In the field of psychology, cognitive dissonance
is the mental discomfort
(psychological stress) experienced by a person when confronted with new information that contradicts said beliefs, ideals, and values.
Cognitive-dissonance is just one of many biases that work in our everyday lives. We don’t like to believe that we may be wrong, so we may limit our intake of new information or thinking about things in ways that don’t fit within our pre-existing beliefs. Psychologists call this “confirmation bias.”
We also don’t like to second-guess our choices, even if later they are proven wrong or unwise. By second-guessing ourselves, we suggest we may not be as wise or as right as we’ve led ourselves to believe. This may lead us to commit to a particular course of action and become insensitive to and reject alternative, perhaps better, courses that come to light. That’s why many people seek to avoid or minimize regret in their lives, and seek “closure” — imposing a definitive end to an event or relationship. It reduces the possibility of future cognitive dissonance.
Self-awareness seems to be a key to understanding how and when cognitive dissonance may play a role in your life. If you find yourself justifying or rationalizing decisions or behaviors that you’re not quite clear you firmly believe in, that might be a sign that cognitive dissonance is at work. If your explanation for something is, “Well, that’s the way I’ve always done it or thought about it,” that may also be a sign. Socrates extolled that “An unexamined life is not worth living.” In other words, challenge and be skeptical of such answers if you find yourself falling back on them.

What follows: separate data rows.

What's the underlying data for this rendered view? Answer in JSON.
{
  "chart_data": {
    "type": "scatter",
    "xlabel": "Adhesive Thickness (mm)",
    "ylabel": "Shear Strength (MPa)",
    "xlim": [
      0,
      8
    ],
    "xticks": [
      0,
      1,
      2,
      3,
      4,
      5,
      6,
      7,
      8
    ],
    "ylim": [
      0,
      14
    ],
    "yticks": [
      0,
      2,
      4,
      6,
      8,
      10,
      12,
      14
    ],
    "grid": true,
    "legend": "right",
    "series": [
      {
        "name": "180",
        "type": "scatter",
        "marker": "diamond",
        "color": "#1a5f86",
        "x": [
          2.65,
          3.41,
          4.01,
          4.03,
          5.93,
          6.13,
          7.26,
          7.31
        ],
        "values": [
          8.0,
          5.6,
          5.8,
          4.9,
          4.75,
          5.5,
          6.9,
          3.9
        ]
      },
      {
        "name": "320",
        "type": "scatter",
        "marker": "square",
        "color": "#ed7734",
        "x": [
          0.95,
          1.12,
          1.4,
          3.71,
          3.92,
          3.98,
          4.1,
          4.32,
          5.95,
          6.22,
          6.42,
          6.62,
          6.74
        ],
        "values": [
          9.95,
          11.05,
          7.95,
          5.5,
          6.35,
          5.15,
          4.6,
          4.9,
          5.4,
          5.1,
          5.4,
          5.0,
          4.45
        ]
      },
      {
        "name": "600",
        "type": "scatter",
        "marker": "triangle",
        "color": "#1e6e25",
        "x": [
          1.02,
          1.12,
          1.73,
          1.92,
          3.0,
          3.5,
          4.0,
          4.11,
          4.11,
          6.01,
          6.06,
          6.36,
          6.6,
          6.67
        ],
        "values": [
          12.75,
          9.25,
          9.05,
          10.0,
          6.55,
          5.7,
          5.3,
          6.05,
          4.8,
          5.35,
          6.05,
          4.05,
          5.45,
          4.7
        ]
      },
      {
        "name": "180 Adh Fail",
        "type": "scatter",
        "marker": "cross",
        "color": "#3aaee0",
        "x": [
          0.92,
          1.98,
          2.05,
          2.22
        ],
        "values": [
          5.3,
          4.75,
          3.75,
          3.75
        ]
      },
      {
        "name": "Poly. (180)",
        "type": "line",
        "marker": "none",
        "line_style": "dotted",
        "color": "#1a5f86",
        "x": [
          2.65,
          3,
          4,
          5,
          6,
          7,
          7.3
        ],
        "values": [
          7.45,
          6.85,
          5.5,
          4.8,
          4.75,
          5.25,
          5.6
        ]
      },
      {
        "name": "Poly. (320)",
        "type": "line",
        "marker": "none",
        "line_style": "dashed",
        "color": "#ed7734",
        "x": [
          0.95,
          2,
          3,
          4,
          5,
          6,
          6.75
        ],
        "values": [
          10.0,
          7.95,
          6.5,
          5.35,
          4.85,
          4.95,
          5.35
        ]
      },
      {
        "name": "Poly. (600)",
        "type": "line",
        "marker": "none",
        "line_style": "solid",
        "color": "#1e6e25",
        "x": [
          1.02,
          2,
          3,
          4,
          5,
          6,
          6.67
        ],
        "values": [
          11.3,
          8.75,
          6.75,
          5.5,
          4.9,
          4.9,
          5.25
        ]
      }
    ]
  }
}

A part of that self awareness that may help in dealing with cognitive dissonance is to examine the commitments and decisions we make in our lives. If the resolution of cognitive dissonance means that we move forward with a commitment and spring into action, making us feel better, maybe the dissonance was trying to tell us something. Maybe the decision or commitment wasn’t as right for us as we initially thought, even if it means overcoming our “no second-guessing” bias and making a different decision. Sometimes we’re just plain wrong. Admitting it, apologizing if need be, and moving forward can save us a lot of time, mental energy and hurt feelings.